# pastiage



## isaac (Jun 9, 2001)

hey all. i have no clue how to spell it but i would like to start working with pastiage. can ya all give me some info about it and how to work with it and maybe a recipe for it.

thanks


----------



## kimmie (Mar 13, 2001)

Isaac,

For pastillage, just click here

Good luck in your search.


----------



## w.debord (Mar 6, 2001)

Sorry Issac I just spent my last 1/2 hr. typing a response for you and I lost it accidentally....I'll come back and re-explain when I can get a chance.


----------



## w.debord (Mar 6, 2001)

Here I go again....hopefully.

Although it's good to learn how to make your own gum paste, I don't and I'd bet most pastry chefs don't either. You can buy it through several sources, some sell it premixed ready to use and some sell it as a mix where you add h2o. "Sweet Celebrations" it's a baking catalog and "Wilton" both carry it, they also have alot of interesting tools and cutters. 

Often your rolling out the dough to a certain thickness and then using a cookie cutter to get the right shape for you petals. Then you form your flowers from there. So a good place to start is with Wilton, they sell a set of cutters for gum paste (at a reasonable price)and an instruction booklet comes with it.

Small flowers are much easier to make than large ones that require many steps (I'd suggest you start with small ones). Most books teach you to insert wires into your flowers. But you don't have to do that (it's not always easy) until you've gotten more comfortable with the paste. You can use royal icing to apply and finish you flowers. You can check out a cake I posted at webfoodpros.com (look under the post "need help from a wedding cake expert please") where I made small flowers with-out wires and used royal to finish on a wedding cake I did. Looks hard but it turned out to be much easier than I had thought. 

You have to take all the warnings about wrapping your dough tightly so it doesn't dry out seriously (especailly when your storing it for a long time). Yet don't panic over constantly covering every tiny piece when your working with a small amount. Usually if you knead it abit it will soften back up.

After your gum paste dries a day or two later, you can paint color onto it. Use powdered food colors with vodka or clear vanilla extract (also from Wilton). Food coloring pastes are tricky to use on gum paste.
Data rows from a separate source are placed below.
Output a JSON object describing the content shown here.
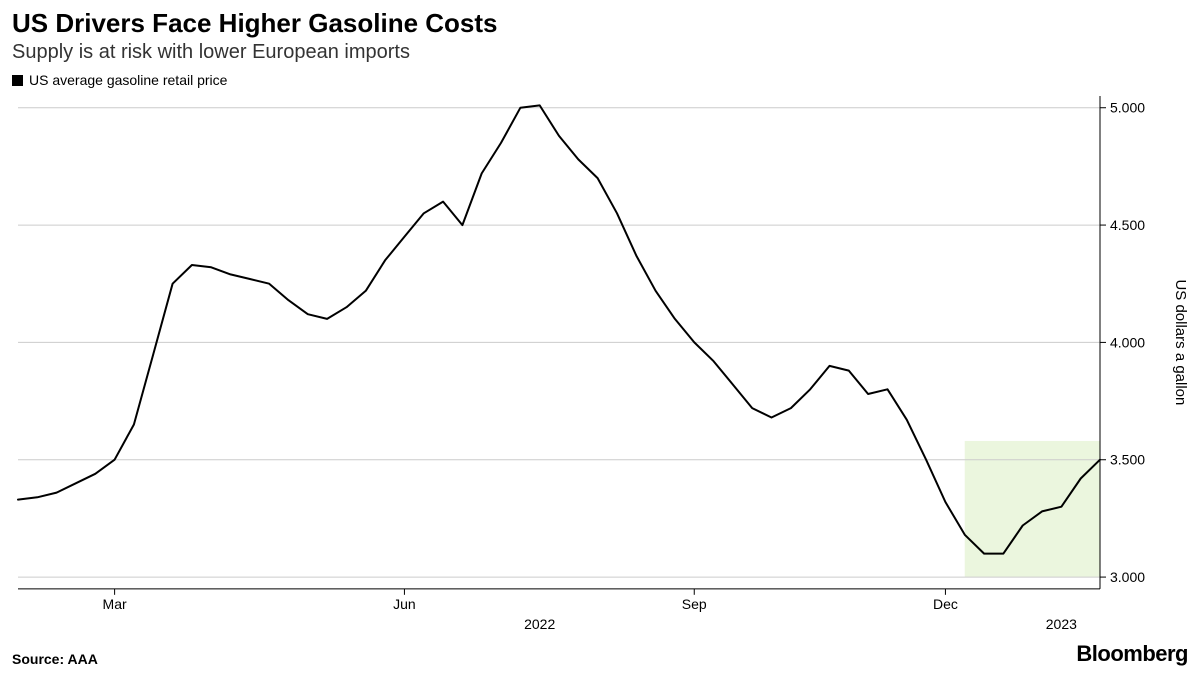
{
  "header": {
    "title": "US Drivers Face Higher Gasoline Costs",
    "subtitle": "Supply is at risk with lower European imports"
  },
  "legend": {
    "series_label": "US average gasoline retail price",
    "swatch_color": "#000000"
  },
  "chart": {
    "type": "line",
    "background_color": "#ffffff",
    "grid_color": "#cccccc",
    "line_color": "#000000",
    "line_width": 2,
    "highlight": {
      "fill": "#ddf0c8",
      "opacity": 0.6,
      "x_start": 49,
      "x_end": 56,
      "y_min": 3.0,
      "y_max": 3.58
    },
    "y_axis": {
      "title": "US dollars a gallon",
      "min": 2.95,
      "max": 5.05,
      "ticks": [
        3.0,
        3.5,
        4.0,
        4.5,
        5.0
      ],
      "tick_labels": [
        "3.000",
        "3.500",
        "4.000",
        "4.500",
        "5.000"
      ],
      "tick_fontsize": 14
    },
    "x_axis": {
      "month_labels": [
        {
          "pos": 5,
          "label": "Mar"
        },
        {
          "pos": 20,
          "label": "Jun"
        },
        {
          "pos": 35,
          "label": "Sep"
        },
        {
          "pos": 48,
          "label": "Dec"
        }
      ],
      "year_labels": [
        {
          "pos": 27,
          "label": "2022"
        },
        {
          "pos": 54,
          "label": "2023"
        }
      ]
    },
    "series": {
      "name": "US average gasoline retail price",
      "values": [
        3.33,
        3.34,
        3.36,
        3.4,
        3.44,
        3.5,
        3.65,
        3.95,
        4.25,
        4.33,
        4.32,
        4.29,
        4.27,
        4.25,
        4.18,
        4.12,
        4.1,
        4.15,
        4.22,
        4.35,
        4.45,
        4.55,
        4.6,
        4.5,
        4.72,
        4.85,
        5.0,
        5.01,
        4.88,
        4.78,
        4.7,
        4.55,
        4.37,
        4.22,
        4.1,
        4.0,
        3.92,
        3.82,
        3.72,
        3.68,
        3.72,
        3.8,
        3.9,
        3.88,
        3.78,
        3.8,
        3.67,
        3.5,
        3.32,
        3.18,
        3.1,
        3.1,
        3.22,
        3.28,
        3.3,
        3.42,
        3.5
      ]
    }
  },
  "footer": {
    "source": "Source: AAA",
    "brand": "Bloomberg"
  }
}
As far as books, I'd recommend Wilton as your first introduction. There are tons of great decorating books, Beryl's sells a nice selection. But you don't need to invest as much money on cutters and books as some decorating books would lead you to think.


----------



## lotuscakestudio (Jun 28, 2001)

I agree that for someone getting started, the Wilton set of cutters can't be beat for price. It's still only $20 for all those cutters and the instruction book. If you lose interest, then you're only out $20. The downside is that it's frustrating to work with such poor quality cutters. Their modeling tools also have such annoying seams that even filing couldn't help. If this is something you want ot get into, it's worth it to invest in quality cutters and tools. You get what you pay for.


----------